Token-Level Density-Based Uncertainty Quantification Methods for Eliciting Truthfulness of Large Language Models Permalink

April 30, 2025

Talk, NAACL-2025, oral, Albuquerque, New Mexico

Uncertainty quantification (UQ) is a prominent approach for eliciting truthful answers from large language models (LLMs). To date, information-based and consistency-based UQ have been the dominant UQ methods for text generation via LLMs. Density-based methods, despite being very effective for UQ in text classification with encoder-based models, have not been very successful with generative LLMs. In this work, we adapt Mahalanobis Distance (MD) – a well-established UQ technique in classification tasks – for text generation and introduce a new supervised UQ method. Our method extracts token embeddings from multiple layers of LLMs, computes MD scores for each token, and uses linear regression trained on these features to provide robust uncertainty scores. Through extensive experiments on eleven datasets, we demonstrate that our approach substantially improves over existing UQ methods, providing accurate and computationally efficient uncertainty scores for both sequence-level selective generation and claim-level fact-checking tasks. Our method also exhibits strong generalization to out-of-domain data, making it suitable for a wide range of LLM-based applications.

Inference-Time Selective Debiasing to Enhance Fairness in Text Classification Models Permalink

April 30, 2025

Talk, NAACL-2025, oral, Albuquerque, New Mexico

We propose selective debiasing – an inference-time safety mechanism designed to enhance the overall model quality in terms of prediction performance and fairness, especially in scenarios where retraining the model is impractical. The method draws inspiration from selective classification, where at inference time, predictions with low quality, as indicated by their uncertainty scores, are discarded. In our approach, we identify the potentially biased model predictions and, instead of discarding them, we remove bias from these predictions using LEACE – a post-processing debiasing method. To select problematic predictions, we propose a bias quantification approach based on KL divergence, which achieves better results than standard uncertainty quantification methods. Experiments on text classification datasets with encoder-based classification models demonstrate that selective debiasing helps to reduce the performance gap between post-processing methods and debiasing techniques from the at-training and pre-processing categories.

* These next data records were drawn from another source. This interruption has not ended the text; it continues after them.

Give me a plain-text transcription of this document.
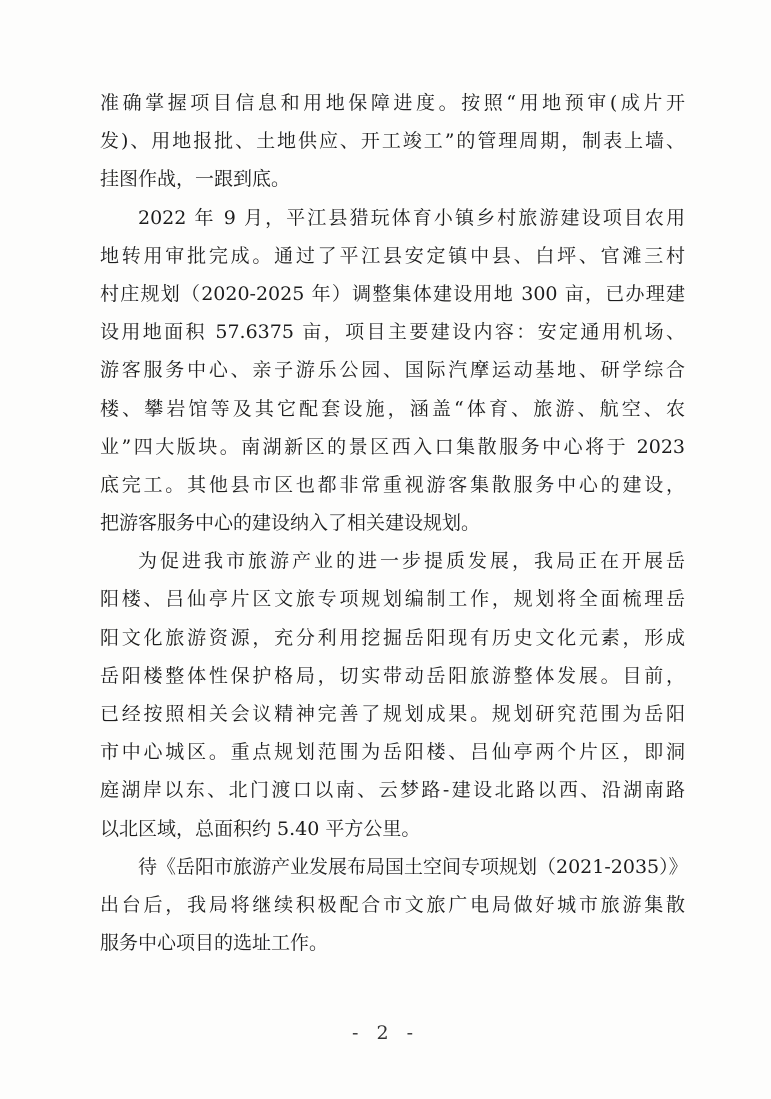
准确掌握项目信息和用地保障进度。按照“用地预审(成片开
发)、用地报批、土地供应、开工竣工”的管理周期，制表上墙、
挂图作战，一跟到底。
2022 年 9 月，平江县猎玩体育小镇乡村旅游建设项目农用
地转用审批完成。通过了平江县安定镇中县、白坪、官滩三村
村庄规划（2020-2025 年）调整集体建设用地 300 亩，已办理建
设用地面积 57.6375 亩，项目主要建设内容：安定通用机场、
游客服务中心、亲子游乐公园、国际汽摩运动基地、研学综合
楼、攀岩馆等及其它配套设施，涵盖“体育、旅游、航空、农
业”四大版块。南湖新区的景区西入口集散服务中心将于 2023
底完工。其他县市区也都非常重视游客集散服务中心的建设，
把游客服务中心的建设纳入了相关建设规划。
为促进我市旅游产业的进一步提质发展，我局正在开展岳
阳楼、吕仙亭片区文旅专项规划编制工作，规划将全面梳理岳
阳文化旅游资源，充分利用挖掘岳阳现有历史文化元素，形成
岳阳楼整体性保护格局，切实带动岳阳旅游整体发展。目前，
已经按照相关会议精神完善了规划成果。规划研究范围为岳阳
市中心城区。重点规划范围为岳阳楼、吕仙亭两个片区，即洞
庭湖岸以东、北门渡口以南、云梦路-建设北路以西、沿湖南路
以北区域，总面积约 5.40 平方公里。
待《岳阳市旅游产业发展布局国土空间专项规划（2021-2035）》
出台后，我局将继续积极配合市文旅广电局做好城市旅游集散
服务中心项目的选址工作。
- 2 -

M4: Multi-generator, Multi-domain, and Multi-lingual Black-Box Machine-Generated Text Detection Permalink

April 30, 2024

Talk, EACL-2024, oral, St. Julian’s, Malta

🏆 Resource Paper Award
Large language models (LLMs) have demonstrated remarkable capability to generate fluent responses to a wide variety of user queries. However, this has also raised concerns about the potential misuse of such texts in journalism, education, and academia. In this study, we strive to create automated systems that can detect machine-generated texts and pinpoint potential misuse. We first introduce a large-scale benchmark M4, which is a multi-generator, multi-domain, and multi-lingual corpus for machine-generated text detection. Through an extensive empirical study of this dataset, we show that it is challenging for detectors to generalize well on instances from unseen domains or LLMs. In such cases, detectors tend to misclassify machine-generated text as human-written. These results show that the problem is far from solved and that there is a lot of room for improvement. We believe that our dataset will enable future research towards more robust approaches to this pressing societal problem.